For the last few years, I've been harvesting them. They're small, and after a rain, incredibly delicious. There's about a three week period when they're available. It's always a competition with the birds; and they do get their share. You wait too long and "their share will be 100%, not counting the drop offs. We share. It's bird droppings that have spread these raspberry weeds.
We've had generous rains, and only a few instances of oppressive heat. After many years of spreading raspberry bushes, we have a bumper crop, the birds and I.
I harvested a bowl this afternoon. It's a good way, by the way, to appreciate what farm workers go through. A package the size of the bowl I picked would probably cost about $7 in a supermarket around here. It makes you appreciate what the wages must be.
Anyway...
I had a little vanilla ice cream that I smuggled in out of sight of my wife.
Wild raspberries and vanilla ice cream...
What good have I done to deserve this? Heaven in New Jersey!
Life is astoundingly beautiful and then you die.
imaginary girl
(856 posts)We had a good season this year, too!
marble falls
(56,353 posts)... with home grown basil, garlic and onions.
Could you send over some dessert, please?
Atticus
(15,124 posts)with yogurt or just milk and a little sugar.
CanonRay
(14,036 posts)They peak here the 1st week of August or thereabouts
3catwoman3
(23,812 posts)I ever experienced had only 3 ingredients - half a papaya filled with fresh raspberries and creme fraiche. Soooooooo good.
Pobeka
(4,999 posts)When I was a child, a friend and I used to pick rasperries in a huge patch over the other side of some railroad tracks.
It was so huge we had to tunnel in.
We'd pick for several hours, enough for two pies -- one for my friend's mom, one for my mom.
Then there was the third pie's worth, the ones that never made it into the buckets and went straight into our mouths!
Was driving on the Blue Ridge Parkway today and saw a lady picking some on the side of the road. Hope she enjoyed them
eppur_se_muova
(36,227 posts)Lucky! Wild blackberries are abundant around here, but sadly less than they used to be. Too much 'development' of late. It used to be almost any vacant lot or fallow field had plenty of blackberries, at least around the borders. Took very little time to fill a half-gallon jug if you knew where to look, and you could pick a couple of handfuls just walking home from school.
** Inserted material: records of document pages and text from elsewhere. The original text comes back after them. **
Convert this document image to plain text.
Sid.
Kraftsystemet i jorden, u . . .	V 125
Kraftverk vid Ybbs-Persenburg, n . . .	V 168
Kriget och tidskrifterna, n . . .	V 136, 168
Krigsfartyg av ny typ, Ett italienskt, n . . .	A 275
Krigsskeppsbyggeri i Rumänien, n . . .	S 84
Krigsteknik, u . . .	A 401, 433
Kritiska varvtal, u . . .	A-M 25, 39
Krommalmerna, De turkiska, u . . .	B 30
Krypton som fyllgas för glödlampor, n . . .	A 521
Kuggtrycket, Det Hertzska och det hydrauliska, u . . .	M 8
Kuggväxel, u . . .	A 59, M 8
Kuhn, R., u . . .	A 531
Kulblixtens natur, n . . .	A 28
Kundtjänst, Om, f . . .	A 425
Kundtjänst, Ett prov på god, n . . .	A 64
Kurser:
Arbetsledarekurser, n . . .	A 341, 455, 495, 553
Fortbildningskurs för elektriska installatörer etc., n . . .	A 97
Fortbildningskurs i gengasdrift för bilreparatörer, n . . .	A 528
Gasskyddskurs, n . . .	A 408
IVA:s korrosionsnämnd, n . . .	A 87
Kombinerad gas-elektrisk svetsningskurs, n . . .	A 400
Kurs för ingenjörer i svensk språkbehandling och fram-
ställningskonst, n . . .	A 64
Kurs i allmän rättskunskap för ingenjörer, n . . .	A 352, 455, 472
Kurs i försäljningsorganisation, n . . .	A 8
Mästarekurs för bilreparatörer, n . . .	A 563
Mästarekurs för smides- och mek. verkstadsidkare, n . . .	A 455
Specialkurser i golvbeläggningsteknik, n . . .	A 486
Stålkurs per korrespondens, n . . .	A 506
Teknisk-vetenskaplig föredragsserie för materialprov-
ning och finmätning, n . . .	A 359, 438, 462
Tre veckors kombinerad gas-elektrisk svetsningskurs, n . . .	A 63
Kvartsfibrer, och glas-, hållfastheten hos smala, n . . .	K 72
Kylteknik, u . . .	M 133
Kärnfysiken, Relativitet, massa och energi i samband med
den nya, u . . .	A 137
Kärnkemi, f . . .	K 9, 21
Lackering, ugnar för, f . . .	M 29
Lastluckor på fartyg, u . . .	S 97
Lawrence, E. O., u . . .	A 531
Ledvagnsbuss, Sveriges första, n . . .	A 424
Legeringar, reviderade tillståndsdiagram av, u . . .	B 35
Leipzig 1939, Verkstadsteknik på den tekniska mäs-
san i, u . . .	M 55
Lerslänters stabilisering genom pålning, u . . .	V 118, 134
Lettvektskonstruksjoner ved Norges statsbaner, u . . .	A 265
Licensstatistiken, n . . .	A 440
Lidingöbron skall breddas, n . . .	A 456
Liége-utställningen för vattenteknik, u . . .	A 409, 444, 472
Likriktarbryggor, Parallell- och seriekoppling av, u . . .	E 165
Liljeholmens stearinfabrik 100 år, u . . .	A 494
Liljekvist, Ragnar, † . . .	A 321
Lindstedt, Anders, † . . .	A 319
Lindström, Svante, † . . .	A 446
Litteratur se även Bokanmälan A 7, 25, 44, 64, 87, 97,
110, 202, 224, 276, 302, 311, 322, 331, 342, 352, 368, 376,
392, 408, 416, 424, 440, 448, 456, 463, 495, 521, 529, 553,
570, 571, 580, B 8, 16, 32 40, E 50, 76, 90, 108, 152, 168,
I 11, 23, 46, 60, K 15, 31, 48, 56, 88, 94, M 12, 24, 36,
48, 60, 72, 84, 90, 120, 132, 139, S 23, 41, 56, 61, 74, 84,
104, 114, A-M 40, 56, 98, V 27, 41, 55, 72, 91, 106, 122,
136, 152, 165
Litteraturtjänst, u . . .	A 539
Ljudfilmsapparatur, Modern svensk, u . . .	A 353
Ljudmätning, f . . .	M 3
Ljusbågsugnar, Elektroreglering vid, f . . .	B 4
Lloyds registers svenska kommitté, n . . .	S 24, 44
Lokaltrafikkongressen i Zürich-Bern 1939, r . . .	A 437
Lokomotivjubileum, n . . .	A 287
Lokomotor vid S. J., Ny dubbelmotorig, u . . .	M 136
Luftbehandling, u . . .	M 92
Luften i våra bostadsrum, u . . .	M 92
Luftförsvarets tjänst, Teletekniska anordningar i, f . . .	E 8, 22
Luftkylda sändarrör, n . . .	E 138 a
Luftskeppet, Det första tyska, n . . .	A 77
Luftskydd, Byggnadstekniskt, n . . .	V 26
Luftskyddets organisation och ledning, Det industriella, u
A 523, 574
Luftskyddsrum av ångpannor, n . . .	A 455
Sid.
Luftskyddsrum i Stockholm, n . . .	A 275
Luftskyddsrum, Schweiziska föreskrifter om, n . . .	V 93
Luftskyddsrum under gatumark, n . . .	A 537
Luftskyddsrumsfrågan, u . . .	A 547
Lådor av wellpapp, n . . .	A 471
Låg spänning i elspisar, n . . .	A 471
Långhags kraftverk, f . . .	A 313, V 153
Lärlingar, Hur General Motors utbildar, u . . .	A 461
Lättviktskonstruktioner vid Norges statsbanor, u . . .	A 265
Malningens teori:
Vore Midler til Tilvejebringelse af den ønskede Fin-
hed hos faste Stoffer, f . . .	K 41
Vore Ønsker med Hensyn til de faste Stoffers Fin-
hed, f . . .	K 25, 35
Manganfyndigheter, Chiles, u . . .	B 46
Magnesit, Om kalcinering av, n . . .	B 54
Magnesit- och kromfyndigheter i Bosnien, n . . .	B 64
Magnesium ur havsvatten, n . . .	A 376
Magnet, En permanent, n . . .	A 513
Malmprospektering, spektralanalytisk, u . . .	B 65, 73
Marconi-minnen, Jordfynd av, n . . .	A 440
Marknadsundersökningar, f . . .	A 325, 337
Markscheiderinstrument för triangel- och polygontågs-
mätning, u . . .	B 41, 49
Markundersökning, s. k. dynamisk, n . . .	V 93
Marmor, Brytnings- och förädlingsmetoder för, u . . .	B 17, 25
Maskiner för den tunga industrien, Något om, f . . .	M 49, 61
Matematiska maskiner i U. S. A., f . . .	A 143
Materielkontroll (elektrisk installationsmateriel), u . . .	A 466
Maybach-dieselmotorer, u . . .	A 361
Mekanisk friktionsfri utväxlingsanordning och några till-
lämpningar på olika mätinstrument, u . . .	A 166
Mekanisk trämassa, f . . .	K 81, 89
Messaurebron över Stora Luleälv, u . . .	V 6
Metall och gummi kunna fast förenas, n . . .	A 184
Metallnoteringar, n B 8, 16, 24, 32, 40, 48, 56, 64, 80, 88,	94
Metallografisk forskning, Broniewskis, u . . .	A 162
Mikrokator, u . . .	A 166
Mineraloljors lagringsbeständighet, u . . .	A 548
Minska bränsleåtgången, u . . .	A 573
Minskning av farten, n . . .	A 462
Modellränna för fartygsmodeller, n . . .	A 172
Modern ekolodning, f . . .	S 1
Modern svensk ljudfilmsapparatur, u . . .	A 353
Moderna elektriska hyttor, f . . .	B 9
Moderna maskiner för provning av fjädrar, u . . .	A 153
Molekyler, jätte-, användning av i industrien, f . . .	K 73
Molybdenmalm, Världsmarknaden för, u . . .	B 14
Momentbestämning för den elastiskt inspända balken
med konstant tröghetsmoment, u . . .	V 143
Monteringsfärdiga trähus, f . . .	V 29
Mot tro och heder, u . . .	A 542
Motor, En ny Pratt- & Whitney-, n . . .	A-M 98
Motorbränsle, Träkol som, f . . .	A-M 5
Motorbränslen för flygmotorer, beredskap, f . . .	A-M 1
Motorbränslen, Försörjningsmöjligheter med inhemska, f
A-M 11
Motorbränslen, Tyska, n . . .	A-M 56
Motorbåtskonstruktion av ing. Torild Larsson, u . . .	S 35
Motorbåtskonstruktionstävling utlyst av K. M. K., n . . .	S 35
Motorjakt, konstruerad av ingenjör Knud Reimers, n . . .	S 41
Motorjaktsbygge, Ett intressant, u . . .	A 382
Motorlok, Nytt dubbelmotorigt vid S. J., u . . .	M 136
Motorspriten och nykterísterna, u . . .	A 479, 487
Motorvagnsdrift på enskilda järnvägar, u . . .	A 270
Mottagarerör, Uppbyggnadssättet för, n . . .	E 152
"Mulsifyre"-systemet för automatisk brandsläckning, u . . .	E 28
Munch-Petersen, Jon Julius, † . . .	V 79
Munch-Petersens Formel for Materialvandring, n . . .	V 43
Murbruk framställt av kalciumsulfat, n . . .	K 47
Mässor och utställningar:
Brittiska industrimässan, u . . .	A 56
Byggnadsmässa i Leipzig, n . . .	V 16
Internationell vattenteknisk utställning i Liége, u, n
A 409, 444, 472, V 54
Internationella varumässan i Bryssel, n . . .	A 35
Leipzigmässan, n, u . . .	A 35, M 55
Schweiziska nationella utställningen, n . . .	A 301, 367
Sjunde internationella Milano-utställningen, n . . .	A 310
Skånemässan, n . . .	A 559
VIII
I have seen a wild raspberry only once, and it was a black raspberry, a thing I did not know up until that moment even existed. But I do love raspberries, and I can testify that it tasted just like a raspberry should.
NNadir
(33,368 posts)...to see her sister.
She's reading a book on the history of African Americans in our town - going back to the time of Slavery in NJ (we were the last coastal State to emancipate slaves North of the Mason Dixon Line (excepting Delaware). The book covers NJ history through the mid-20th century however, and our African Americans played a huge role in our agricultural industry. Apparently, up to mid-century, NJ was NY Cities Answer to the role played by the San Joaquin Valley to LA/San Francisco. That was the time New Jersey became known as the "Garden State," which used to get a laugh from me when I was a stupid kid growing up on Long Island, because I perceived NJ as a giant oil refinery.
We still have considerable farmland, and large rural areas. Rutgers, our State University, is well respected in agricultural research. We are large producers of cranberries, blueberries, peaches, the famous "Jersey Tomato" and other small market crops.
I will say, regrettably, that we are losing farm houses to suburban tracts of poorly constructed McMansions. My town, which was historically successful at resisting huge development is among those changing.
My little lot is as wild as I am allowed to get away with though. I cannot grow vegetables except on my Deck, because of our deer overpopulation problem, but I do grow lots of "Jersey Tomatoes, Basil, and other herbs and peppers.
The deer don't seem to eat the raspberries, because of the thorns, I guess.